Celebrating Commencement Twice

Celebrating Commencement Twice

"Getting a little carried away" with graduation. Hannah Grace Anderson celebrates with her brothers.

By Bob Holmes

December graduation at Columbia International University is a full day of celebration. Two commencement ceremonies are conducted; one on the main campus, and the other directly across the Broad River at the Kirkland Correctional Institution where the latest cohort of student-inmates graduate from the CIU Prison Initiative.

At the morning commencement on the main campus, CIU President Dr. Bill Jones conferred degrees on 123 students recognized for earning degrees from Associate of Arts to doctorates. The commencement speaker was CIU Professor of Church Ministries Dr. Andre Rogers, who is also a CIU alumnus. Rogers challenged the graduates from Romans, chapter 12, to offer up themselves as “living sacrifices,” to God, which includes their bodies, their minds, and their wills.  He also warned them not to compromise.

“My brothers and sisters, I pray that you never compromise,” Rogers said. “I pray that you don’t compromise your faith, your family, or the foundational truths that you have in your life. I pray that you will never, ever compromise.”

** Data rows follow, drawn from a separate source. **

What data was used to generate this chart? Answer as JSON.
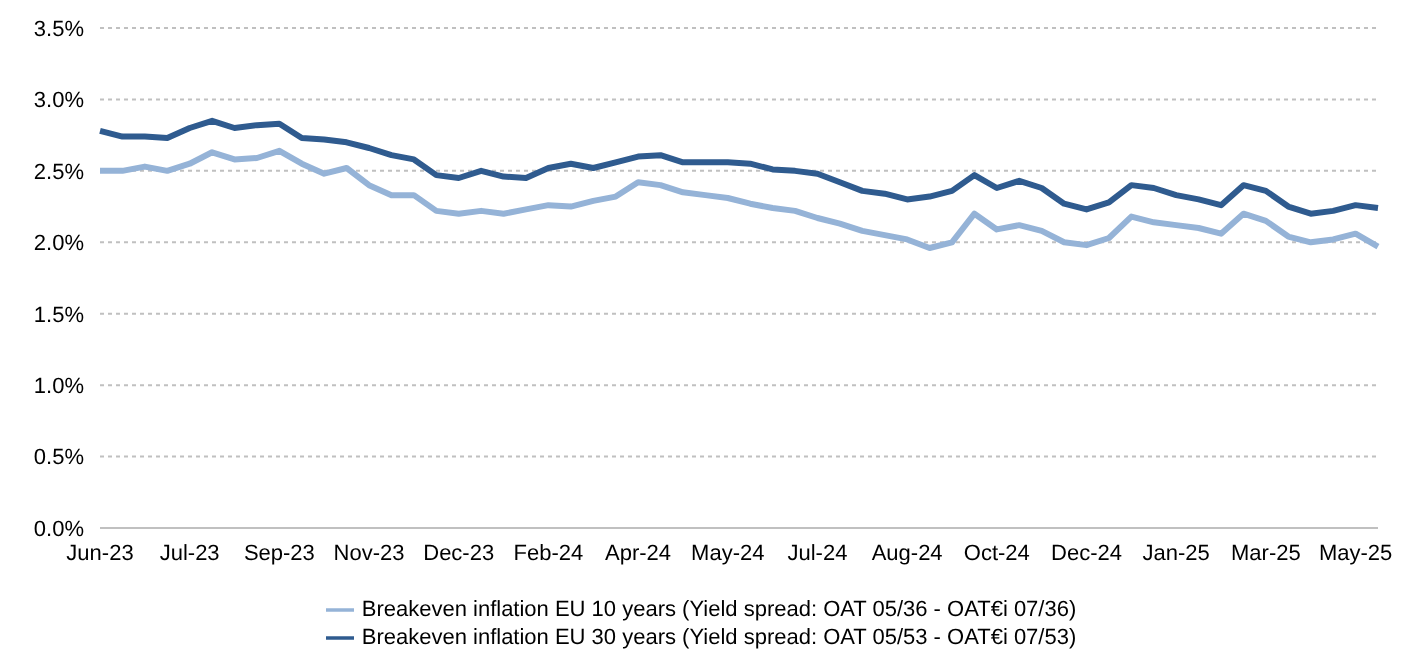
{
  "chart_data": {
    "type": "line",
    "categories": [
      "Jun-23",
      null,
      null,
      null,
      "Jul-23",
      null,
      null,
      null,
      "Sep-23",
      null,
      null,
      null,
      "Nov-23",
      null,
      null,
      null,
      "Dec-23",
      null,
      null,
      null,
      "Feb-24",
      null,
      null,
      null,
      "Apr-24",
      null,
      null,
      null,
      "May-24",
      null,
      null,
      null,
      "Jul-24",
      null,
      null,
      null,
      "Aug-24",
      null,
      null,
      null,
      "Oct-24",
      null,
      null,
      null,
      "Dec-24",
      null,
      null,
      null,
      "Jan-25",
      null,
      null,
      null,
      "Mar-25",
      null,
      null,
      null,
      "May-25",
      null
    ],
    "series": [
      {
        "name": "Breakeven inflation EU  10 years (Yield spread: OAT 05/36 - OAT€i 07/36)",
        "color": "#95b3d7",
        "values": [
          2.5,
          2.5,
          2.53,
          2.5,
          2.55,
          2.63,
          2.58,
          2.59,
          2.64,
          2.55,
          2.48,
          2.52,
          2.4,
          2.33,
          2.33,
          2.22,
          2.2,
          2.22,
          2.2,
          2.23,
          2.26,
          2.25,
          2.29,
          2.32,
          2.42,
          2.4,
          2.35,
          2.33,
          2.31,
          2.27,
          2.24,
          2.22,
          2.17,
          2.13,
          2.08,
          2.05,
          2.02,
          1.96,
          2.0,
          2.2,
          2.09,
          2.12,
          2.08,
          2.0,
          1.98,
          2.03,
          2.18,
          2.14,
          2.12,
          2.1,
          2.06,
          2.2,
          2.15,
          2.04,
          2.0,
          2.02,
          2.06,
          1.97
        ]
      },
      {
        "name": "Breakeven inflation EU  30 years (Yield spread: OAT 05/53 - OAT€i 07/53)",
        "color": "#2f5b8f",
        "values": [
          2.78,
          2.74,
          2.74,
          2.73,
          2.8,
          2.85,
          2.8,
          2.82,
          2.83,
          2.73,
          2.72,
          2.7,
          2.66,
          2.61,
          2.58,
          2.47,
          2.45,
          2.5,
          2.46,
          2.45,
          2.52,
          2.55,
          2.52,
          2.56,
          2.6,
          2.61,
          2.56,
          2.56,
          2.56,
          2.55,
          2.51,
          2.5,
          2.48,
          2.42,
          2.36,
          2.34,
          2.3,
          2.32,
          2.36,
          2.47,
          2.38,
          2.43,
          2.38,
          2.27,
          2.23,
          2.28,
          2.4,
          2.38,
          2.33,
          2.3,
          2.26,
          2.4,
          2.36,
          2.25,
          2.2,
          2.22,
          2.26,
          2.24
        ]
      }
    ],
    "ylim": [
      0,
      3.5
    ],
    "yticks": [
      {
        "value": 0,
        "label": "0.0%"
      },
      {
        "value": 0.5,
        "label": "0.5%"
      },
      {
        "value": 1,
        "label": "1.0%"
      },
      {
        "value": 1.5,
        "label": "1.5%"
      },
      {
        "value": 2,
        "label": "2.0%"
      },
      {
        "value": 2.5,
        "label": "2.5%"
      },
      {
        "value": 3,
        "label": "3.0%"
      },
      {
        "value": 3.5,
        "label": "3.5%"
      }
    ],
    "grid": "y",
    "legend": "bottom",
    "marker": "none",
    "line_style": "solid"
  }
}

Hear Rogers' message at: http://podcast.ciu.edu/.

Before the diplomas were presented to the graduates, President Jones announced that a survey of the graduating class shows that 30 percent of them plan to enter the mission field, 30 percent church ministry and 40 percent the marketplace.   

That afternoon, 15 men in the CIU Prison Initiative donned cap and gown over their brown prison garb to receive Associate of Arts degrees. They will be assigned to state prisons throughout South Carolina to minister to fellow inmates as chaplain’s assistants.

CIU Chancellor Dr. George Murray challenged the graduating inmates that no matter what happens to them as they go out, that God is in control.

“He is doing His work, including the work He is doing in you and through you, even though you may not always see it,” Murray said. “And blessed is the man who trusts Him and does not fall away just because of the way our great God chooses to go about His business.”

A graduate named Daniel (full names are withheld because of security concerns), who spoke on behalf of the student-inmates, said that through the CIU Prison Initiative God has been “training cohorts of soldiers and sending them out all across South Carolina.”

“God has called us to change the South Carolina Department of Corrections,” Daniel said, “and that’s an honor.”